Jorge Bergoglio, 85 ans, qui se déplace en fauteuil roulant en raison de ses douleurs au genou, participera à un sommet inter-religieux à Noursoultan (ex-Astana), en présence d'une centaine de délégations d'environ 50 pays.
Principal absent de ce congrès, le patriarche orthodoxe russe Kirill, proche soutien du président russe Vladimir Poutine, a annulé sa participation sans en préciser la raison.
Si le pape a dénoncé une "guerre cruelle et insensée", Kirill, lui, a défendu "l'opération militaire" de M. Poutine et la lutte contre les "ennemis extérieurs et intérieurs" de la Russie.
Redoutée par Kiev, sa possible participation avait d'abord nourri l'attente d'une nouvelle rencontre avec François, six ans après une entrevue historique à Cuba, la première depuis le schisme de 1054 entre Eglises d'Orient et d'Occident.
La guerre en Ukraine devrait pourtant rester l'enjeu majeur de cette visite dans l'ancienne république soviétique frontalière de la Russie qui a obtenu son indépendance en 1991 avec la chute de l'URSS.
"Au cœur de ce voyage, il ne peut y avoir que le dialogue, la rencontre, la recherche de la paix entre des mondes religieux et culturels différents", a déclaré le directeur du Bureau de presse du Saint-Siège, Matteo Bruni.
Le pape a quitté l'aéroport de Rome Fiumicino à 07H35 locales (05H35 GMT) sur un vol ITA Airways. Il est attendu peu avant 18H00 (12H00 GMT) à Noursoultan, où il prononcera un premier discours devant les autorités et le corps diplomatique.
Allié de Moscou, M. Tokaïev a refusé de soutenir l'invasion de l'Ukraine alors qu'une importante communauté russe vit dans le Nord du Kazakhstan, faisant craindre le retour d'ambitions impériales de Moscou dans ces territoires.

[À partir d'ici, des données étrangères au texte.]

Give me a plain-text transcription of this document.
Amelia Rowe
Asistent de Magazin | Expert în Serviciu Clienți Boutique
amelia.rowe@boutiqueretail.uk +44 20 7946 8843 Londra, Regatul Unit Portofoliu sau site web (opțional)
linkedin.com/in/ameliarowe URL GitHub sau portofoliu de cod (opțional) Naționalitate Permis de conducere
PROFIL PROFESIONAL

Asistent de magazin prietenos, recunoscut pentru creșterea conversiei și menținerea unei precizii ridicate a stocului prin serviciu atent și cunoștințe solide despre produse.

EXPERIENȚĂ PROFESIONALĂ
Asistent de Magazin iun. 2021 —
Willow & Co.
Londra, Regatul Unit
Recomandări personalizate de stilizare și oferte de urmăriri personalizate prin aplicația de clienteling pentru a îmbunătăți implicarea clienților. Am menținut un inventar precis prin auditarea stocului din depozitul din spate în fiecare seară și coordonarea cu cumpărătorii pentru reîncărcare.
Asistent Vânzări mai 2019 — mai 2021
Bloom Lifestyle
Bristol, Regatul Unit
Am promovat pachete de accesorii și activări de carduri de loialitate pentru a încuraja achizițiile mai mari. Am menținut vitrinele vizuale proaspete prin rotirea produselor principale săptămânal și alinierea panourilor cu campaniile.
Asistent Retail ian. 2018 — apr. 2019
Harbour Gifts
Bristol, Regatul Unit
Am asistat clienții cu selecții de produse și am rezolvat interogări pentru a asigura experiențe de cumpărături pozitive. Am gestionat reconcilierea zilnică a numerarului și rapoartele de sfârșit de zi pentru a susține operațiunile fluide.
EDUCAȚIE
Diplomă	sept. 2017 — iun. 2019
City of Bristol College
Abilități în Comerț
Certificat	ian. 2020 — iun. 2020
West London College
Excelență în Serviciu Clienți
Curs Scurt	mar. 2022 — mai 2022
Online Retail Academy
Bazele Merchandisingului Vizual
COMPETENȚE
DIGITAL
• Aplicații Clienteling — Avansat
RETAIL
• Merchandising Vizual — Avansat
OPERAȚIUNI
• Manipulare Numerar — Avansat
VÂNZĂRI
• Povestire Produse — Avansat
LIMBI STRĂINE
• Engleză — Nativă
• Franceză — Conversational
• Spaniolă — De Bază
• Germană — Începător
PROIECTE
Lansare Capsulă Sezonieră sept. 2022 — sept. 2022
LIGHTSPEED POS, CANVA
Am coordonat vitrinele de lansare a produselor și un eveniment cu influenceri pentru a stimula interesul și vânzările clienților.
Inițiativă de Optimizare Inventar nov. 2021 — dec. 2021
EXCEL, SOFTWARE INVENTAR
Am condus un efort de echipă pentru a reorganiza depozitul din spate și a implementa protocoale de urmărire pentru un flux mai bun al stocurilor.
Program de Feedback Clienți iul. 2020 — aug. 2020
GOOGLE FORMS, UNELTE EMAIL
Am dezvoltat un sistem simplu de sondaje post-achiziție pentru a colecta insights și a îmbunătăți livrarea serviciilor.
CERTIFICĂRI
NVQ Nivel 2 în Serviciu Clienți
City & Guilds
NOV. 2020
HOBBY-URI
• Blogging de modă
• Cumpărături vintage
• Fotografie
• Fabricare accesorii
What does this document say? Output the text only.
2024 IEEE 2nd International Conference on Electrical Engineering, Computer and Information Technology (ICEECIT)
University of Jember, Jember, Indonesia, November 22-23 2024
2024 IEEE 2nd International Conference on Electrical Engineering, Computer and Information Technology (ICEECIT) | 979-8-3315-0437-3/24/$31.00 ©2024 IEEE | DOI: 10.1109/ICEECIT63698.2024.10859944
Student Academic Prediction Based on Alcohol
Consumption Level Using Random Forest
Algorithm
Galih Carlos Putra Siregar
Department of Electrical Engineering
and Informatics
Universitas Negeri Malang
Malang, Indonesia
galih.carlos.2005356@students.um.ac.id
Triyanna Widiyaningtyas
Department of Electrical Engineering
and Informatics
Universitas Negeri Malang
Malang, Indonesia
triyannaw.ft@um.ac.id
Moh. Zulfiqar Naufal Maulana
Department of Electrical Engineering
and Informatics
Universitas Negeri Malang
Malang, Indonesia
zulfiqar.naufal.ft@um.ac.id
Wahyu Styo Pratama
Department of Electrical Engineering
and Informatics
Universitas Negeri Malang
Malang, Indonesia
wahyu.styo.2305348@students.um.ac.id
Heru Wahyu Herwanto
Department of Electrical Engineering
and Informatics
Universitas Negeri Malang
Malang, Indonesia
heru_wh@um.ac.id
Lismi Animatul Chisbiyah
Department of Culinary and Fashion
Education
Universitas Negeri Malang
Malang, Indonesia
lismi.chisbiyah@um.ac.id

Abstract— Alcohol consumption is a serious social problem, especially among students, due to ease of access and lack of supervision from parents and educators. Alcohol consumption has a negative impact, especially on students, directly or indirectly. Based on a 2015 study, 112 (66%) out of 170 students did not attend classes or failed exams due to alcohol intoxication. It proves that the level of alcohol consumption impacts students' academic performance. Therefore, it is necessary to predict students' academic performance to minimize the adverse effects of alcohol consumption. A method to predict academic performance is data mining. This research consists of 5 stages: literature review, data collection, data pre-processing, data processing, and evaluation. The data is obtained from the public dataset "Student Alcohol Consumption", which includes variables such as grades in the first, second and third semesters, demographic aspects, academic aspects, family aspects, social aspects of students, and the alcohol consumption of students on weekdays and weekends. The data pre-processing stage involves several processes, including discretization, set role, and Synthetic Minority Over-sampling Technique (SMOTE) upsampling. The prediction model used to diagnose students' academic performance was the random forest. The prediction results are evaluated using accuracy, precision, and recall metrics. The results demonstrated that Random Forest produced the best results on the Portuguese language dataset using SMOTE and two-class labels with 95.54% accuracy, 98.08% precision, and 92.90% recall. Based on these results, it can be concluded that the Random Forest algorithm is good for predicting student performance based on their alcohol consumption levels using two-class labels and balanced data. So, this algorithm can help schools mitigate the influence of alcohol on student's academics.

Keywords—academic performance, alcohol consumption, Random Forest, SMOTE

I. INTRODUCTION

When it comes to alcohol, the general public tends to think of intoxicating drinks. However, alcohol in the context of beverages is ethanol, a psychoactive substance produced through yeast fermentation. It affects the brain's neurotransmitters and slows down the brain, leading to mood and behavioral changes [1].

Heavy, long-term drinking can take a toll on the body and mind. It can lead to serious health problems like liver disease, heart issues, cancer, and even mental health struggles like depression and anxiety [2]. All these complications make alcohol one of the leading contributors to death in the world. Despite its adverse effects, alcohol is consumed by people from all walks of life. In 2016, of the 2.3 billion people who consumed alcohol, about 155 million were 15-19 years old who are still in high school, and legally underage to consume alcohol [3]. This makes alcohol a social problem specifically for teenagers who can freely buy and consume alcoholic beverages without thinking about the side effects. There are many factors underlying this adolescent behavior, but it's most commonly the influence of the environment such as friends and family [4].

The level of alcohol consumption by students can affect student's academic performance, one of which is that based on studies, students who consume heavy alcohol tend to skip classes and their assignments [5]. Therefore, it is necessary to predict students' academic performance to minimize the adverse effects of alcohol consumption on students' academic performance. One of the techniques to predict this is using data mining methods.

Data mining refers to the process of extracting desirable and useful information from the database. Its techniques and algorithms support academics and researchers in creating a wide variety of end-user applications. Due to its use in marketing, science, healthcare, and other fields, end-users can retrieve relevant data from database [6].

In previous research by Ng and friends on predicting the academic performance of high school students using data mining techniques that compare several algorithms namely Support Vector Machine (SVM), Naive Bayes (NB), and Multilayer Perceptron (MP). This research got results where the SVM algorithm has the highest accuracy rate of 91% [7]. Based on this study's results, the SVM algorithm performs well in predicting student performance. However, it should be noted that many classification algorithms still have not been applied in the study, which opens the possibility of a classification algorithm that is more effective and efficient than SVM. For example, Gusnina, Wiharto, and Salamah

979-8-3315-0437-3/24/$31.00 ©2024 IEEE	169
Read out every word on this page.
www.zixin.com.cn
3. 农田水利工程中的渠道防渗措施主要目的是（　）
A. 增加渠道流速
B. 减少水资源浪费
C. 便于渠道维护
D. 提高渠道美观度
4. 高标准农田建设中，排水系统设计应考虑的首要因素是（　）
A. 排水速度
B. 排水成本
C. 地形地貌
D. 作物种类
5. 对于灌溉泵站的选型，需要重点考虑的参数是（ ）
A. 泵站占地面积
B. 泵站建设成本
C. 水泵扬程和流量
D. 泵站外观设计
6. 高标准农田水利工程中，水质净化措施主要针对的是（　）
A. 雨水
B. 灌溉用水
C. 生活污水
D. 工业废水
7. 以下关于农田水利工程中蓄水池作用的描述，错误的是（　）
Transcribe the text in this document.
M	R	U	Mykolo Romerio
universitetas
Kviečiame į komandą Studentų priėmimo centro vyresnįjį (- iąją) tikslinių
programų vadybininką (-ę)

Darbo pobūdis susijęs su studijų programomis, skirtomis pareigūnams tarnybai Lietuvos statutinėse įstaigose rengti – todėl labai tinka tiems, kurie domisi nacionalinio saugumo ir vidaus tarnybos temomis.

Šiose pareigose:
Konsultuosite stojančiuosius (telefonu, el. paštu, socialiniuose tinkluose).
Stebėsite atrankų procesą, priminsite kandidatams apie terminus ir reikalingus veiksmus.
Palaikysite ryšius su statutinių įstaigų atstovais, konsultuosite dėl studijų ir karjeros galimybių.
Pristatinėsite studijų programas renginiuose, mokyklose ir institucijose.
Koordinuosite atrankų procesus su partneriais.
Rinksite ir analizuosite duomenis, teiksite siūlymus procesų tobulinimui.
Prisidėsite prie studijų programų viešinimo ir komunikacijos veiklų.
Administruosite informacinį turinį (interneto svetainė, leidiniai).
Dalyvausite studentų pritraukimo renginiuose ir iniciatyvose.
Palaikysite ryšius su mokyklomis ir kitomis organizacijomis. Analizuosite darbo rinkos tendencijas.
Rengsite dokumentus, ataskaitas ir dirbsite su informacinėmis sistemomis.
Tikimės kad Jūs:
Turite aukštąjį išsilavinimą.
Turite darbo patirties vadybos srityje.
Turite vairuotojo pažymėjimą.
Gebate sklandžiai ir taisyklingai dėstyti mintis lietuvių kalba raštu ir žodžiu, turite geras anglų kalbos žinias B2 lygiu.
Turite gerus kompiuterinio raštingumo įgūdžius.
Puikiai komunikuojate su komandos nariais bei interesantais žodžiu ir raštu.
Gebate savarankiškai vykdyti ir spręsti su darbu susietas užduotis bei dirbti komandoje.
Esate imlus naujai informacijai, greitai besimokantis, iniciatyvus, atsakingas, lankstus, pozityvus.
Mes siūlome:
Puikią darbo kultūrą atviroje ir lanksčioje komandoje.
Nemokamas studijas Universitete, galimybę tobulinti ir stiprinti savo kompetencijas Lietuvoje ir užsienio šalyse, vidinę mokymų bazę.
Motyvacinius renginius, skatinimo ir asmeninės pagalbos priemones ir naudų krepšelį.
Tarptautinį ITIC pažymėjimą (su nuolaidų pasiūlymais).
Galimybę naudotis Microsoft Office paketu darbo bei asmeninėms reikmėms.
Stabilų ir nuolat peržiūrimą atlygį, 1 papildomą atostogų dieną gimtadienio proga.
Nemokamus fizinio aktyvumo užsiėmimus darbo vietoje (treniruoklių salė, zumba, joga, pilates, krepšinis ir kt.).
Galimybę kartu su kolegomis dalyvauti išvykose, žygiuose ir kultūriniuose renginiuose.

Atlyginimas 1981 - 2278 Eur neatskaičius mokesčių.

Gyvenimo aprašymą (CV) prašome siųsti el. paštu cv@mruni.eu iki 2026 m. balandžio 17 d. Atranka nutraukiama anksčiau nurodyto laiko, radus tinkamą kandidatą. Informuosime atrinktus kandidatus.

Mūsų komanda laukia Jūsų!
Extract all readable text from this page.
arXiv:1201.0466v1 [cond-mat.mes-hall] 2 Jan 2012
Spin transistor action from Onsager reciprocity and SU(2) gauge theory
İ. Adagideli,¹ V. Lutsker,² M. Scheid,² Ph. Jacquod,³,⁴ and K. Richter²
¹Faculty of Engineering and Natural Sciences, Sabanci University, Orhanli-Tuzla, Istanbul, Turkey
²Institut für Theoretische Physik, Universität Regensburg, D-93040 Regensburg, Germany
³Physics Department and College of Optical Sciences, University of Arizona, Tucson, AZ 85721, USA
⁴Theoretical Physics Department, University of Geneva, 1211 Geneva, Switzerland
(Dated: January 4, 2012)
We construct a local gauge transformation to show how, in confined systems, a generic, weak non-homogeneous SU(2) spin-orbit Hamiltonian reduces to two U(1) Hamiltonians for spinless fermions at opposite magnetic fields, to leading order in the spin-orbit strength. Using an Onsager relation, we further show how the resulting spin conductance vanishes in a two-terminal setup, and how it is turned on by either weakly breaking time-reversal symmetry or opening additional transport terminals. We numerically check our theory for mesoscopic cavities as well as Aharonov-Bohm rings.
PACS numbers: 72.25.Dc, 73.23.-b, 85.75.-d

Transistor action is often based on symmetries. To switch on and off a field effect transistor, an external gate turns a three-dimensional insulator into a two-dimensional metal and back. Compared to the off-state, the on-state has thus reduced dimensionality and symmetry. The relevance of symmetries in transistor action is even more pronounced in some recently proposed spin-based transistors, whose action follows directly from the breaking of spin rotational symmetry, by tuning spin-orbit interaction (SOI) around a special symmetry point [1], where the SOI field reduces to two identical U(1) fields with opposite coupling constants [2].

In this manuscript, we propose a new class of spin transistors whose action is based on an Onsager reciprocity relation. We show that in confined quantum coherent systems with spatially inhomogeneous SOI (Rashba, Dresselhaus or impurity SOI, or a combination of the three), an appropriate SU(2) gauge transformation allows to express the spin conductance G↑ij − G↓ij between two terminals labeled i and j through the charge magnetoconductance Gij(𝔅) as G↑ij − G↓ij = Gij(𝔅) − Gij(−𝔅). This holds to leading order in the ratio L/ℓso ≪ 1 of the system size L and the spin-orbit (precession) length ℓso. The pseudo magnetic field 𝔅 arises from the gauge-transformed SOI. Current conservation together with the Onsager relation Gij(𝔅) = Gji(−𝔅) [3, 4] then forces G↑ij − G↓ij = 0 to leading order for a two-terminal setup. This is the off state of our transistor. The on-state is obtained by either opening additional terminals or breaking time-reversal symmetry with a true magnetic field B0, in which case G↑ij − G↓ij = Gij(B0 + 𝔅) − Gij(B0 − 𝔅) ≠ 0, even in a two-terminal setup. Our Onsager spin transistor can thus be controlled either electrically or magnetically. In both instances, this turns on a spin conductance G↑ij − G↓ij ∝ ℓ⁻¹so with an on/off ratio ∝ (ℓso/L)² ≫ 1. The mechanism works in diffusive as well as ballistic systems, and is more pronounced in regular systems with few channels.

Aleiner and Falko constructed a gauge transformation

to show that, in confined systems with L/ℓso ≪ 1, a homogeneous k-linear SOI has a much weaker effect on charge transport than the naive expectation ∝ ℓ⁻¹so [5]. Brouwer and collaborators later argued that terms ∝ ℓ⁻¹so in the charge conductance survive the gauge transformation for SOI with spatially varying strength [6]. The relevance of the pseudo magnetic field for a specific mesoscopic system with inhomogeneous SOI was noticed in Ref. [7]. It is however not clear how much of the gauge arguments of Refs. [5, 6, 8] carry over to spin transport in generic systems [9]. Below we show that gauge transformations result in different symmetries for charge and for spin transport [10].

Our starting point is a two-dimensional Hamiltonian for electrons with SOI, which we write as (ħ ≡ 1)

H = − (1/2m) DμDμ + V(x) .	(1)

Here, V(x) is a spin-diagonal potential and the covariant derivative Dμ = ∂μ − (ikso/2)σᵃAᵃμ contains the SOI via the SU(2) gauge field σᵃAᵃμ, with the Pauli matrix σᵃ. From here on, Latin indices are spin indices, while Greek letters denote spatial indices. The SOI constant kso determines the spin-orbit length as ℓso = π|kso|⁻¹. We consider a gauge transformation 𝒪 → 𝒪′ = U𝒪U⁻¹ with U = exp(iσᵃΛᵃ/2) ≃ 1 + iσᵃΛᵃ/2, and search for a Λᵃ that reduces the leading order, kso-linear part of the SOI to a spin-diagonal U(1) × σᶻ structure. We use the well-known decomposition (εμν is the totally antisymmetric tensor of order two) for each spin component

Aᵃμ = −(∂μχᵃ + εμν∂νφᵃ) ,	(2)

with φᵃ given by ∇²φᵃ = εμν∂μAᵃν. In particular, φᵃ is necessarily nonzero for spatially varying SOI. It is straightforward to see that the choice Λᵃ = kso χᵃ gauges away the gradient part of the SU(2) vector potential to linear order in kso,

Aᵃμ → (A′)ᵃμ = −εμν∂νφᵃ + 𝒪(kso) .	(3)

- "Dialoguer entre frères" -
Ce 38e voyage à l'étranger depuis son élection en 2013 "sera l'occasion (...) de dialoguer en frères, animés par le désir commun de paix, paix dont notre monde a soif", a déclaré dimanche le souverain pontife.
Mercredi, il s'exprimera lors de l'ouverture de la session plénière du septième Congrès des religions mondiales et traditionnelles avant de célébrer une messe dans l'après-midi.
Une centaine de délégations de 50 pays participent à ce Congrès durant deux jours.
En marge du Congrès, François rencontrera également des responsables religieux en tête à tête, a annoncé le Vatican sans donner plus de détails.
Hasard du calendrier, le président chinois Xi Jinping se trouvera à Noursoultan au même moment mais aucune rencontre avec le pape n'a été annoncée jusqu'ici, au moment où le Saint-Siège cherche à renouveler un accord signé en 2018 avec Pékin.
Plus grand pays d'Asie centrale, présenté comme un carrefour interculturel riche de sa diversité ethnique, le Kazakhstan compte 18,7 millions d'habitants dont 70% de musulmans sunnites et 26% de chrétiens mais moins de 1% de catholiques.
Après son arrivée au pouvoir, M. Tokaïev a entamé une série de réformes mais le pays a été secoué début 2022 par des émeutes meurtrières qui ont brisé son image de stabilité.
Le jésuite argentin est le deuxième pape à se rendre au Kazakhstan après la visite de Jean Paul II en septembre 2001.
Diminué depuis plusieurs mois, François a admis en juillet qu'il ne pourrait "plus voyager" au même rythme qu'auparavant, disant devoir se "ménager" ou "penser à la possibilité de se mettre de côté".